The above graph covers all of the CAD suites in SPECviewperf, while the one below tackles regular 3D design suites, as well as some scientific tests.
A definitive performance uplift was seen with the CAD suites, but with these other ones, the TITAN Xp and P6000 trade punches, and in some cases, performance doesn’t change at all. Interestingly, the Maya test has seen a decrease of performance here with the new driver, which flies in the face of NVIDIA’s promises (but wait, there’s more!). Even more interestingly, the P6000 ranks lower than the TITAN Xp’s performance at its worst. A real oddity.

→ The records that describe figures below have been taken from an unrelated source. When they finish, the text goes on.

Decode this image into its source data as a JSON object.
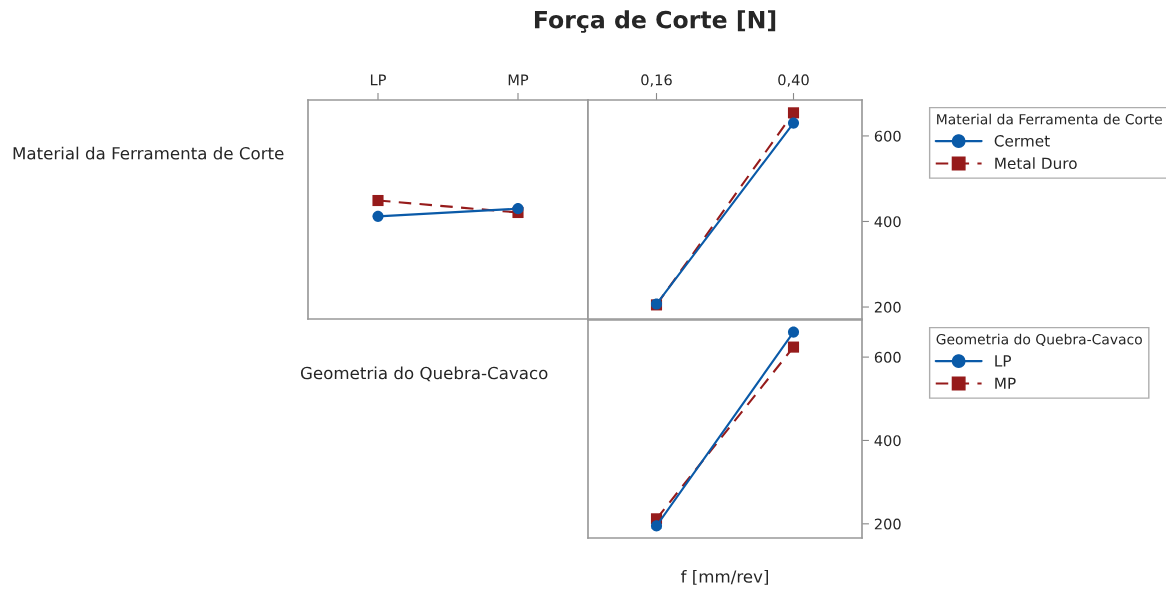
{
  "chart_data": [
    {
      "type": "line",
      "title": "Força de Corte [N]",
      "ylabel": "Material da Ferramenta de Corte",
      "categories": [
        "LP",
        "MP"
      ],
      "ylim": [
        172,
        684
      ],
      "yticks": [
        200,
        400,
        600
      ],
      "tick_labels": "x",
      "legend": false,
      "grid": false,
      "series": [
        {
          "color": "#0a5aa8",
          "marker": "circle",
          "line_style": "solid",
          "values": [
            412,
            430
          ]
        },
        {
          "color": "#961b1b",
          "marker": "square",
          "line_style": "dashed",
          "values": [
            449,
            421
          ]
        }
      ]
    },
    {
      "type": "line",
      "categories": [
        "0,16",
        "0,40"
      ],
      "ylim": [
        172,
        684
      ],
      "yticks": [
        200,
        400,
        600
      ],
      "legend": "right",
      "legend_title": "Material da Ferramenta de Corte",
      "grid": false,
      "series": [
        {
          "name": "Cermet",
          "color": "#0a5aa8",
          "marker": "circle",
          "line_style": "solid",
          "values": [
            207,
            630
          ]
        },
        {
          "name": "Metal Duro",
          "color": "#961b1b",
          "marker": "square",
          "line_style": "dashed",
          "values": [
            205,
            654
          ]
        }
      ]
    },
    {
      "type": "line",
      "ylabel": "Geometria do Quebra-Cavaco",
      "xlabel": "f [mm/rev]",
      "categories": [
        "0,16",
        "0,40"
      ],
      "ylim": [
        166,
        689
      ],
      "yticks": [
        200,
        400,
        600
      ],
      "tick_labels": "y",
      "legend": "right",
      "legend_title": "Geometria do Quebra-Cavaco",
      "grid": false,
      "series": [
        {
          "name": "LP",
          "color": "#0a5aa8",
          "marker": "circle",
          "line_style": "solid",
          "values": [
            195,
            660
          ]
        },
        {
          "name": "MP",
          "color": "#961b1b",
          "marker": "square",
          "line_style": "dashed",
          "values": [
            212,
            624
          ]
        }
      ]
    }
  ]
}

The Maya situation changes once we look to SPECapc, which measures the performance of an average Maya workflow, whereas SPECviewperf only tests its viewport performance. While viewport performance went down on this driver, the overall boost on TITAN Xp with the new driver is incredible, putting it on par with the P6000:
I’m not sure why there’s such a performance disparity between these two tests, but their age could have something to do with it. SPECapc is obviously based on Maya 2012, whereas the test included in viewperf is based on Maya 2013. As mentioned earlier, SPEC is due to have a brand-new Maya benchmark released soon, based on the 2017 version, which I’ll get down to testing as soon as it’s available.

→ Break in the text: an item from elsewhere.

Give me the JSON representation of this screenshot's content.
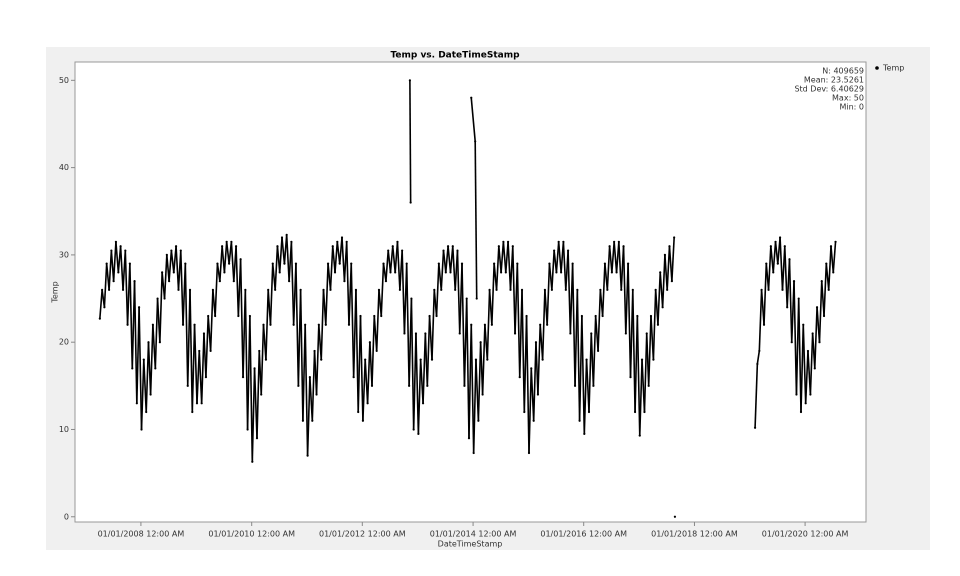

Taking the performance numbers above, and converting them to percentages, just how well did NVIDIA do with its new TITAN Xp driver? I’d wager “well”:
|Before (384.94)||After (385.12)||±%|
In a way, I am really surprised that NVIDIA has uncapped some of the performance on TITAN Xp as it has, as it brings the card more towards Quadro levels of optimization, though the equal-spec’d P6000 still leaped ahead in the most crucial high-end CAD tests. For those who work with such tools but don’t require the perks Quadro brings (premium customer support, further optimizations), TITAN Xp should now look like an amazing value.

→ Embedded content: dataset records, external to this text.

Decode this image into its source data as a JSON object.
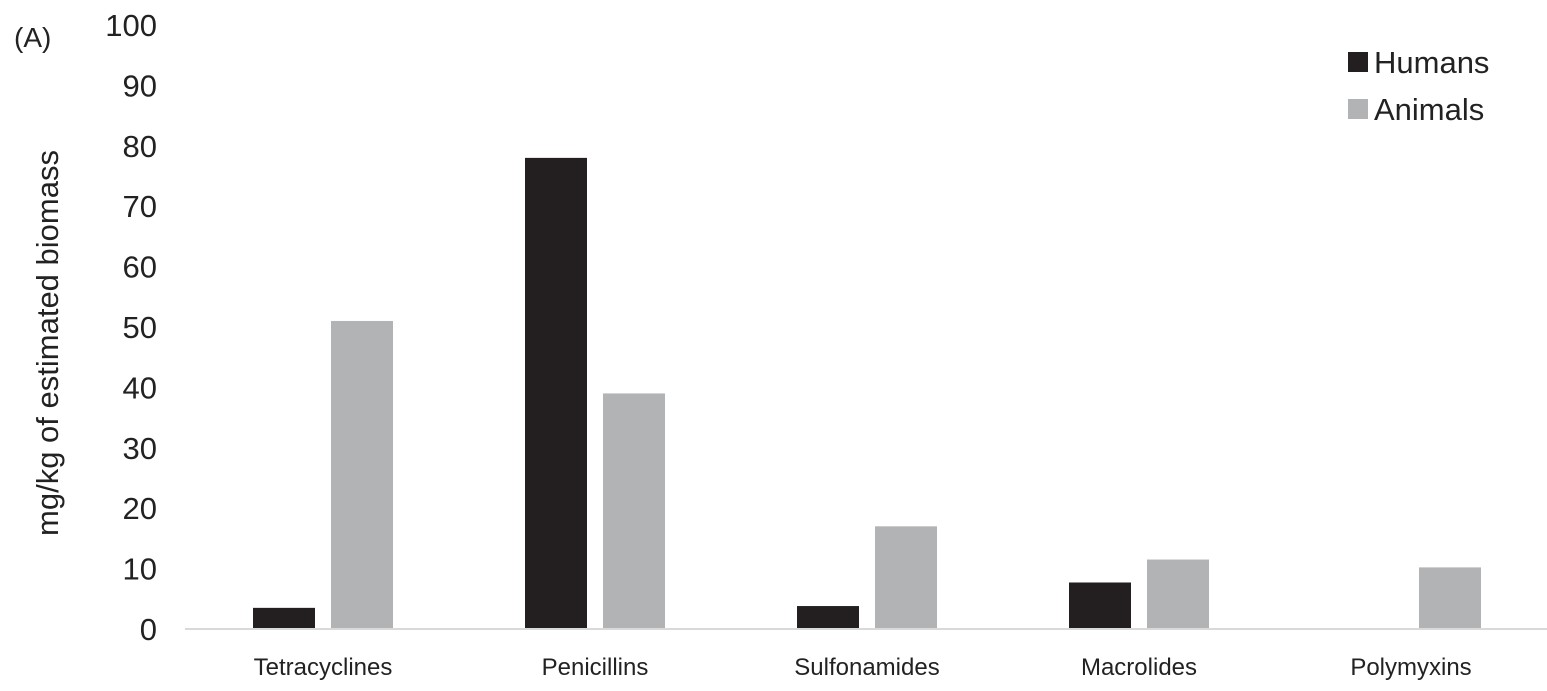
{
  "panel_label": "(A)",
  "colors": {
    "humans": "#231f20",
    "animals": "#b2b3b5",
    "axis": "#d9d9d9"
  },
  "chart_data": {
    "type": "bar",
    "title": "",
    "xlabel": "",
    "ylabel": "mg/kg of estimated biomass",
    "ylim": [
      0,
      100
    ],
    "yticks": [
      0,
      10,
      20,
      30,
      40,
      50,
      60,
      70,
      80,
      90,
      100
    ],
    "grid": false,
    "legend_position": "top-right",
    "categories": [
      "Tetracyclines",
      "Penicillins",
      "Sulfonamides",
      "Macrolides",
      "Polymyxins"
    ],
    "series": [
      {
        "name": "Humans",
        "color": "#231f20",
        "values": [
          3.5,
          78,
          3.8,
          7.7,
          0
        ]
      },
      {
        "name": "Animals",
        "color": "#b2b3b5",
        "values": [
          51,
          39,
          17,
          11.5,
          10.2
        ]
      }
    ]
  }
}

At present, the TITAN Xp can be found at Amazon for an inflated price ($1,649 as of the time of writing), or you could go straight to the source and snatch it for its retail price of $1,200 (good guy, NVIDIA). The Quadro P6000 currently retails for its SRP of $5,000 on Amazon. AMD’s Radeon Pro WX 7100, which performed very well in certain tests (Siemens NX, especially) against the TITAN Xp, can be had for $620.
With NVIDIA uncapping performance on TITAN Xp as it has, it’s going to be very interesting to see how AMD’s upcoming Radeon Pro WX 9100 fares in benchmarks (which should be quite well, as it’s close to being equivalent to dual WX 7100s on paper).
I should also note that it could be that TITAN Xp could also see gains in other benchmarks, but for the sake of time, I left the testing at these two benchmarks. I will however be benchmarking the TITAN Xp soon for our regular WS GPU suite, so at some point in the near-future, the answer to that question will be better understood.